The police aren’t armed. Policemen on bikes seem to be wearing tights – and certainly attract some stares from the women! Police women are on horseback. But I’m getting hungry from all this walking: time to try the food they are so proud of, particularly their fish, cheese and beef. The prices are better not mentioned, but the standard is about five times higher than ours – so judge for yourselves. Foreign products are generally cheaper, but they tend to be patriotic and stick to their own products. They love their country in the right way, with no taint of nationalism; that’s why on the street you can see so many people of different races and status.
We will make our way to from Norway via Sweden to Denmark. I had planned to visit Scandinavia in the winter, but that would make the trip more of a torture than a pleasure. So I waited until the spring when there would be direct flights. From Oslo we take the road trip; the quickest way from Norway to Gothenburg in Sweden is by bus, if you prefer not to drive. The buses are even quicker than the train. From Gothenburg to Copenhagen it is much better to travel by train, and on the way you will see the construction miracle called the Oresund Bridge, a combined bridge-tunnel for road and train traffic that plunges into the sea. It is a bridge that connects rather than separates Sweden and Denmark. Consider carefully your means of transport for the trip – because at the end of the trip you will remember the adventure rather than any discomforts on the way.
Choose Scandinavia if you want to enjoy unspoiled nature. The national and nature parks and their lakes are unspoilt. The rule is that you should not have to pay for what nature gave – which shows a high level of development of social consciousness. Due to the high prices these are not popular tourist destinations. But then, no one can charge you for the best moments of your life, and for free you can sleep in the woods.
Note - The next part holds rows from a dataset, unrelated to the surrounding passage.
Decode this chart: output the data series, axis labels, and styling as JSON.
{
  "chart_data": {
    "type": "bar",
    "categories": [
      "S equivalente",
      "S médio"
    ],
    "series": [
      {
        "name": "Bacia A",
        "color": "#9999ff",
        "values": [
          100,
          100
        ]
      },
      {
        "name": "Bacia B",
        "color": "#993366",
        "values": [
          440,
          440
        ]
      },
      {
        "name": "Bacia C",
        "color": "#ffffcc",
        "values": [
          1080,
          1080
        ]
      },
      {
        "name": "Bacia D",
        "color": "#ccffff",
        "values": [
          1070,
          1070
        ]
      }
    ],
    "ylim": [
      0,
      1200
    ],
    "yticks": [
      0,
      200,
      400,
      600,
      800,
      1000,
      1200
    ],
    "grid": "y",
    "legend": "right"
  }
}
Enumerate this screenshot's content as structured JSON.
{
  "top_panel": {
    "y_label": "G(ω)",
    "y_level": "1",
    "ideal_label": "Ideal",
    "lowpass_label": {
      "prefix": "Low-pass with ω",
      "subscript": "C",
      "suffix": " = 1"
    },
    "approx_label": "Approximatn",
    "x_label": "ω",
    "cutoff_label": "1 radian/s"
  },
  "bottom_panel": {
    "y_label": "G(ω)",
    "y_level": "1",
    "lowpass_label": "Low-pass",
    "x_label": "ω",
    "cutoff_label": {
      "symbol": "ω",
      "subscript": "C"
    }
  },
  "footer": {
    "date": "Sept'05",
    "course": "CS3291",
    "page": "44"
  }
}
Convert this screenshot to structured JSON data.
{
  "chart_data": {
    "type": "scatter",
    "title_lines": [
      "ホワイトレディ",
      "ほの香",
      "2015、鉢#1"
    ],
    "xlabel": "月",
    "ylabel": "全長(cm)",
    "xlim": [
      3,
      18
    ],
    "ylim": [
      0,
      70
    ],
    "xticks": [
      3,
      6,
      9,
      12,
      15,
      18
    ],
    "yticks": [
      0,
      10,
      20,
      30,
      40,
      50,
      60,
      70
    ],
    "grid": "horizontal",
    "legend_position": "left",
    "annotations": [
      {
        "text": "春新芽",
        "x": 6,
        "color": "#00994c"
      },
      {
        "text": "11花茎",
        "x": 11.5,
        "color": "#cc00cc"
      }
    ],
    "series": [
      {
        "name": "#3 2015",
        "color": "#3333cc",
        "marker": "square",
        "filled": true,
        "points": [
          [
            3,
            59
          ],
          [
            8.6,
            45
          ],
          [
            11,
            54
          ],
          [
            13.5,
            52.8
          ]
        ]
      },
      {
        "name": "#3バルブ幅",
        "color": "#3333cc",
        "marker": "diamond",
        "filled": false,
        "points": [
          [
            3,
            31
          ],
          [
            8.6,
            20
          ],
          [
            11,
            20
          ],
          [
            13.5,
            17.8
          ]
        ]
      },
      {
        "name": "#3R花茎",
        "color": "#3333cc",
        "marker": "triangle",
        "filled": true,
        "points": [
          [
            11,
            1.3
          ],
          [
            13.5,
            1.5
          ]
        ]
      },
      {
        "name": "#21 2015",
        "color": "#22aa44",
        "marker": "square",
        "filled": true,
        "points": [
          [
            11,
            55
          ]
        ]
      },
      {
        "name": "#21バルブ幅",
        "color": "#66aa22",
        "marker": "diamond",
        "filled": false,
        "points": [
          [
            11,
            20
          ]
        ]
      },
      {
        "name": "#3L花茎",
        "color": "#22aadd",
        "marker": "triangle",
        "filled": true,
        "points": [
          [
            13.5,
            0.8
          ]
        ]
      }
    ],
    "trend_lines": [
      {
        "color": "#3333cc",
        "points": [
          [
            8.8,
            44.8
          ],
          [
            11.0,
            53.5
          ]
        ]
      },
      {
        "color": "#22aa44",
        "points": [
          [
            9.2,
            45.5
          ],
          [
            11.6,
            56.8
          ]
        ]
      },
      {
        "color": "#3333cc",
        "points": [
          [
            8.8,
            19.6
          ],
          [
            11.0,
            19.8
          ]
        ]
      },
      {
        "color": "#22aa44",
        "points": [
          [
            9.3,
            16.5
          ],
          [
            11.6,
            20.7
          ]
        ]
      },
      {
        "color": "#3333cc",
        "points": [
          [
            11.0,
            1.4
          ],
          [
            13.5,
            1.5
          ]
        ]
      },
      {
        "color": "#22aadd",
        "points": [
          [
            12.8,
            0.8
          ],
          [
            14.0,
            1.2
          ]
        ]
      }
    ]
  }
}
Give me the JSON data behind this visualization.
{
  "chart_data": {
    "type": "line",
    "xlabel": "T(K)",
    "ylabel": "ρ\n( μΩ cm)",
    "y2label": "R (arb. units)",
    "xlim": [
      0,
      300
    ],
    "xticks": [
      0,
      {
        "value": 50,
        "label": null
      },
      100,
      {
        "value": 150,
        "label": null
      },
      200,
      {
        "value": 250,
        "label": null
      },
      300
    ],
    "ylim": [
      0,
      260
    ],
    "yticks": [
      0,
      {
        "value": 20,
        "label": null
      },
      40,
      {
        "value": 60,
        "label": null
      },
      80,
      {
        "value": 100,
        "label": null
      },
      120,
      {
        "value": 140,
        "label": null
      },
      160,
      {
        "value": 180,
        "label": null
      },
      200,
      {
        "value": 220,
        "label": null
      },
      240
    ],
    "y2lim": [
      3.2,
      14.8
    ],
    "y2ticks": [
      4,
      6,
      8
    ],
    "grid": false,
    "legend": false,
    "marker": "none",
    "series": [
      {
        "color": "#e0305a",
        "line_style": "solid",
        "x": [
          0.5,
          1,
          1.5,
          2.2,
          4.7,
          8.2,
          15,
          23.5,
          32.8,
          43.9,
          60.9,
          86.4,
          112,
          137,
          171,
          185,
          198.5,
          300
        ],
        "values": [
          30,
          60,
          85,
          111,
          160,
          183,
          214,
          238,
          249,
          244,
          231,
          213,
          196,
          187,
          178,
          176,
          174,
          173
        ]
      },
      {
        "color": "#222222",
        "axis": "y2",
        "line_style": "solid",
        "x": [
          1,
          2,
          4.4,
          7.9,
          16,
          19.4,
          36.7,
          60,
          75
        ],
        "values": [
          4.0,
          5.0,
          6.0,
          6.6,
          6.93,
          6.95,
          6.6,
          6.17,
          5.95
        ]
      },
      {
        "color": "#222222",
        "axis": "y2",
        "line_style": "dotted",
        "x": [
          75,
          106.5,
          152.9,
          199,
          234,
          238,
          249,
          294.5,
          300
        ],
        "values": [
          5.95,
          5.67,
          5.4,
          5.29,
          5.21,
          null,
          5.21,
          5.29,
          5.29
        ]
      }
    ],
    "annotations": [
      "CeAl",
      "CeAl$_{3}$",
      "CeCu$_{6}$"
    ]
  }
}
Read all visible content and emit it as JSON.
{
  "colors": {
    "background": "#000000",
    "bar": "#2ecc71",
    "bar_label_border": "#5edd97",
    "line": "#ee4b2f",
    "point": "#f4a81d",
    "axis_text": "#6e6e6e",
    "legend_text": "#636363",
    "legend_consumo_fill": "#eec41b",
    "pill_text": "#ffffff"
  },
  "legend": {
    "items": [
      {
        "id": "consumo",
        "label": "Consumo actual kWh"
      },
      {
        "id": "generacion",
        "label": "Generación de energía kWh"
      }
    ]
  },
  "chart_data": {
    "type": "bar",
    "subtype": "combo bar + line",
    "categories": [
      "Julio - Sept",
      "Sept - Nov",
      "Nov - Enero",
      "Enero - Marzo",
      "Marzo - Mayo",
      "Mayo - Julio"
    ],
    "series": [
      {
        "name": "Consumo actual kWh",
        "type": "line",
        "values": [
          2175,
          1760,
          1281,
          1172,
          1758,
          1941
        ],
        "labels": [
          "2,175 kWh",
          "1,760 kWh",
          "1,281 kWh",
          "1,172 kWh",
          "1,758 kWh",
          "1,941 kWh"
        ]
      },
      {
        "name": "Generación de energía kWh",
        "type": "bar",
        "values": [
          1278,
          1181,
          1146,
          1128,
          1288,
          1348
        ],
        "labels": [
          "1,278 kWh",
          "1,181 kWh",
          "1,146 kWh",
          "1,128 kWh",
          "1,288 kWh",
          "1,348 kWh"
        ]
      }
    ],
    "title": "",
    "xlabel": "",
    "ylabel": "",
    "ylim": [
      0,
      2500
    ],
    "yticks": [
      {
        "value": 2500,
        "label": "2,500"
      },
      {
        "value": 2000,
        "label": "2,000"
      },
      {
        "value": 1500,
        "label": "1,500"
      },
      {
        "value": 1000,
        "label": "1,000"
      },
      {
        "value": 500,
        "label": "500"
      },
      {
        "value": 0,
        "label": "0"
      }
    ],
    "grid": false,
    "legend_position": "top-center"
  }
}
I have to be proud of one thing, and that is that Croatia is so much better in terms of road infrastructure. In some places the road is too narrow for passing, and trains can sometime feel like a death ride! Most people use public transport, and you will see many electric cars on the road. You may be tempted to try for a free ride on the city transport – but this is a high adrenaline practice, because if you get caught without a ticket you will pay a penalty of 150 euro! And don’t try getting away with it on intercity routes. For everything else, there is always a bike.
In Copenhagen you can see that the culture of riding a bike has developed into a necessity. Traffic signs and road signs are adjusted to give you information about getting places on a bike – and you’ll get there fast, because everywhere is flat. And you’ll get strong legs in the process! But pay attention when on foot because you risk being run over by a cyclist!
Before leaving Denmark I visited Christiania. Christiania is the old name for Oslo, but this is Freetown Christiania, a self-proclaimed autonomous neighborhood of about 850 residents within Copenhagen. Located in one of the ports it is a place where most people live a bohemian life, smoke grass in the streets and where a Viking on a bicycle in Viking costume shouted a welcome! What a welcome – to me Amsterdam now seems only pale copy of Copenhagen. This is a place to live if you are a little out of the everyday frame and have an artistic bent, because in this neighbourhood there are hangars where designers present their ideas, mini factories and various crafts. A wonderful place for happiness and creativity. I did not expect to see so many tourists in Copenhagen; because through Norway and Sweden there was one thing missing that is usually a sign of a tourist centre: souvenir shops! I have to admit, I didn’t miss them at all.